In our opinion the President has done exactly the right thing. Bernanke has been attacked by both the right and the left, but the truth is that he and the other Fed governors deserve the lion’s share of the credit for avoiding what could have been the second Great Depression.
People on the right have attacked him for being too loose with monetary policy and leading us down the road to potential hyper-inflation. Their argument is understandable, as loose monetary policy played a significant role in inflating the housing bubble that put us here in the first place. But this does not change the fact that Bernanke was not dealing with normal times and he was not easing monetary policy during a time of growth as his predecessor had done. Bernanke was dealing with a crisis, and he took bold and aggressive measures to battle that crisis – ranging from lowering interest rates to nearly zero percent to buying treasuries to keep longer-term rates down, and from backing the banks to buying mortgage-backed securities. The list goes on. Those bold moves are the reason our economy has leveled off and perhaps begun to grow again.
We hear from the mass media and those on the political left that the stimulus is what has saved us – Congress passed the stimulus, and a few months later the economy shows signs of improving.
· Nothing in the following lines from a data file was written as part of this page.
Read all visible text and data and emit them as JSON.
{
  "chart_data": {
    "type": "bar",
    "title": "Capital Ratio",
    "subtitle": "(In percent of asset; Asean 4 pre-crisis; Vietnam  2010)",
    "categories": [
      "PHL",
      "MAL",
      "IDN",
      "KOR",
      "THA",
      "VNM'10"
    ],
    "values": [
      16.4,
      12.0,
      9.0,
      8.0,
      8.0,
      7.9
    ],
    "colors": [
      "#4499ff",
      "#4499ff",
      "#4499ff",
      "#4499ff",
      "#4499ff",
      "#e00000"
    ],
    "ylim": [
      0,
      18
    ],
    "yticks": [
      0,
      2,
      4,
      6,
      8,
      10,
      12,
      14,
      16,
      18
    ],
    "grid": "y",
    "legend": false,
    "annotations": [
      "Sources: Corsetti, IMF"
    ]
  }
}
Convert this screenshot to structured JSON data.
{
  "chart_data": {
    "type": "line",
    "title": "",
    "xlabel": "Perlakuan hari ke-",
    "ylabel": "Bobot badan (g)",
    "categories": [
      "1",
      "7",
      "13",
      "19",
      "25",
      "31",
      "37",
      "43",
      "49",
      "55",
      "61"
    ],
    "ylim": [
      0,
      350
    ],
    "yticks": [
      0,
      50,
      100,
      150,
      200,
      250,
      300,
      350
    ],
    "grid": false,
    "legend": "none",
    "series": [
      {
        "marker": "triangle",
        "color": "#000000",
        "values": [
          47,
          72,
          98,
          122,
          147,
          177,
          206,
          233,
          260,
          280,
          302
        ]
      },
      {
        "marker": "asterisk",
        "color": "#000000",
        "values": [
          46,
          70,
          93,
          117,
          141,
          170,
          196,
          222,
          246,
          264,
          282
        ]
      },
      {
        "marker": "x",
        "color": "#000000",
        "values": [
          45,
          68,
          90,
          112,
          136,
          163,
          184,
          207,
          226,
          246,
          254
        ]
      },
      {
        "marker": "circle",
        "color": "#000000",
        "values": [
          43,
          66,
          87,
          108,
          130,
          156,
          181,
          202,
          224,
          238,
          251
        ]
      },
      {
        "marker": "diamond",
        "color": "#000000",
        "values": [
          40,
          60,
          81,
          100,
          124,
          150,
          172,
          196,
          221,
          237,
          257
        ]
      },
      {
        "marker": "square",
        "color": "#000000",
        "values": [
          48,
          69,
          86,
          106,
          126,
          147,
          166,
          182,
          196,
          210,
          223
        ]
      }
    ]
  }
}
Sounds logical, right? Yes, except for one small detail: more than 80% of the stimulus has not yet been spent. Moreover, the amount that has been spent is being overstated. For example, one of our clients is a government agency that has received their stimulus money, so the federal government counts that money as “spent,” but the agency has not spent it yet – it is sitting in their bank instead of in the US Treasury. Hardly stimulating.
The fact is that fiscal stimulus has never worked. It didn’t work for FDR during the Great Depression, it didn’t work for Germany after WWII, and it didn’t work for Japan in the 1990s. There are two schools of thought on why this is. To simplify them, there is the “it has never worked because it doesn’t work” school, and the “it has never worked because they have always done something wrong” school – not spent enough, spent it on the wrong things, etc. This latter school, proffered most notably by Paul Krugman of the The New York Times, boldly stated at the time that the size of the entire stimulus was too small to work. Now the same people claim that the meager amount that has been spent deserves credit for what rebound we have seen. When contrasted, that argument is so absurd that it is hard to say it out loud and keep a straight face. But, Krugman and company have never been ones to let things like facts get in the way of their theories.
Is Bernanke perfect? No. Has he made mistakes? Yes. But, Ben Bernanke saved us from the second Great Depression by acting aggressively and boldly while withstanding a great deal of criticism. If inflation does rear its head, we will need such a man to beat it. The President was right to nominate him for a second term.